The Supreme Court ruled in favor of Dot Foods. The court said the law, RCW 82.04.423(1)(d), requires out-of-state sellers to make sales “exclusively” through a seller’s representative, but that “exclusively” does not mandate that all sales consist of consumer products. Additionally, the court rejected the argument that Dot loses its exemption because some of its products end up in retail stores. “The wording of the statute has not changed since its enactment; only the Department’s interpretation and application of the statute have changed.”
Privacy & Warrantless Searches – State v. Tibbles (2010)

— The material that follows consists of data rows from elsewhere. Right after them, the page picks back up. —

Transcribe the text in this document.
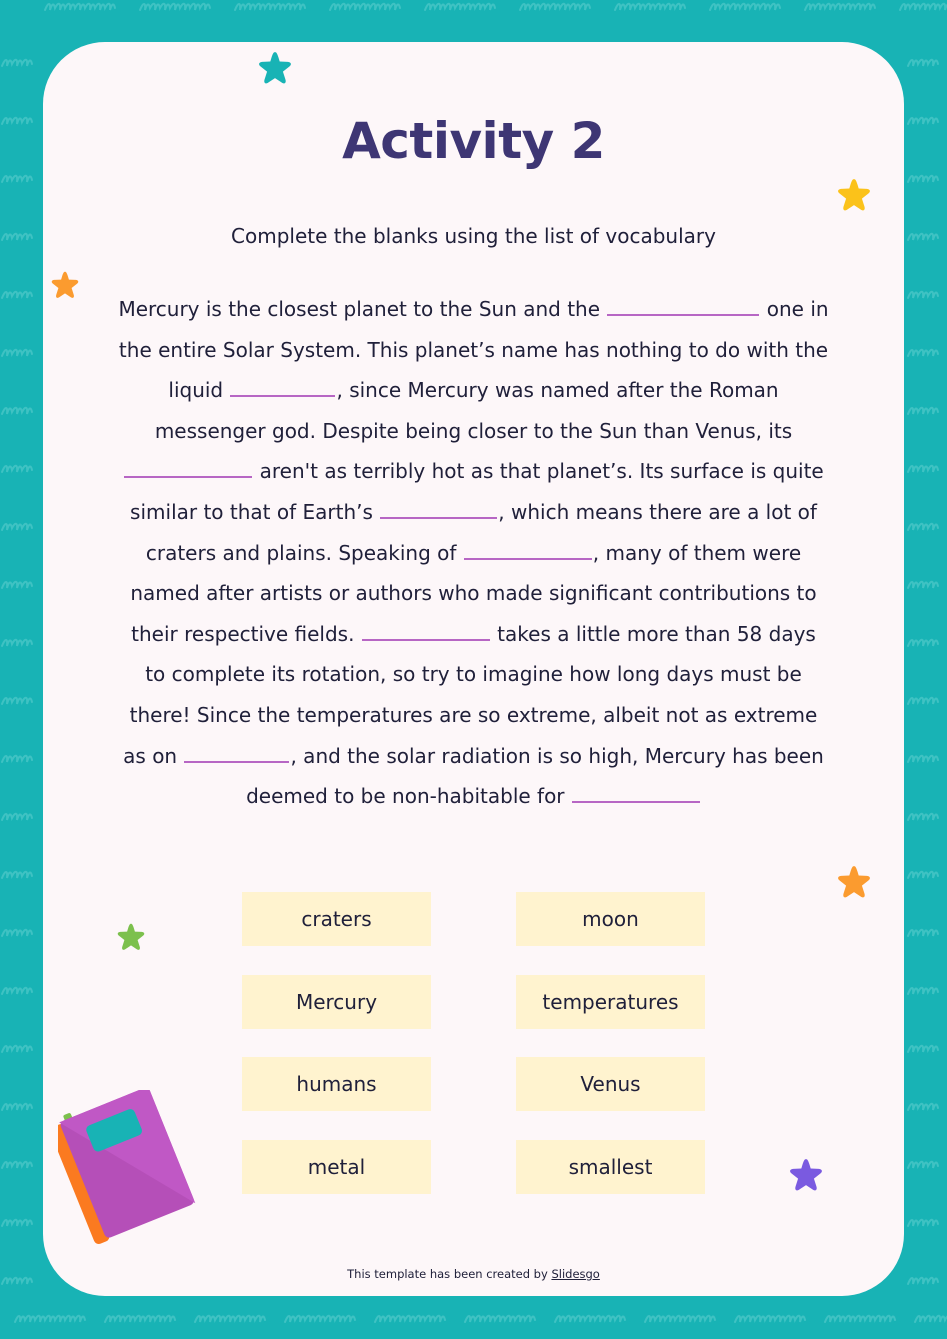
Activity 2
Complete the blanks using the list of vocabulary
Mercury is the closest planet to the Sun and the	one in the entire Solar System. This planet’s name has nothing to do with the liquid	, since Mercury was named after the Roman messenger god. Despite being closer to the Sun than Venus, its  aren't as terribly hot as that planet’s. Its surface is quite similar to that of Earth’s	, which means there are a lot of craters and plains. Speaking of	, many of them were named after artists or authors who made significant contributions to their respective fields.	takes a little more than 58 days to complete its rotation, so try to imagine how long days must be there! Since the temperatures are so extreme, albeit not as extreme as on	, and the solar radiation is so high, Mercury has been deemed to be non-habitable for
craters	moon
Mercury	temperatures
humans	Venus
metal	smallest
This template has been created by Slidesgo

Micah Tibbles appealed his misdemeanor convictions for possession of marijuana and drug paraphernalia. During a traffic stop of Tibbles, Trooper Norman Larsen detected a strong odor of marijuana coming from Tibbles’ car. The trooper did not arrest Tibbles or seek a warrant, but conducted an warrantless search of the car, whereupon he discovered marijuana and drug paraphernalia. The district court, superior court, and Court of Appeals all upheld the search under the “exigent circumstances” exception to the warrant requirement, which allows law enforcement officers to conduct warrantless searches when obtaining a warrant is not practical because the delay would compromise officer safety, facilitate escape, or allow destruction of evidence. Justice Debra Stephens, writing for the Supreme Court, said that the exigent circumstances exception would not apply in this case and that the search of Tibbles’ vehicle was unconstitutional under article I, section 7 of the Washington Constitution.
Open Government & Public Records – O’Neill v. City of Shoreline (2010)
The Supreme Court ruled that metadata associated with a public record, such as an e-mail, is a public record and is subject to disclosure under the Public Records Act.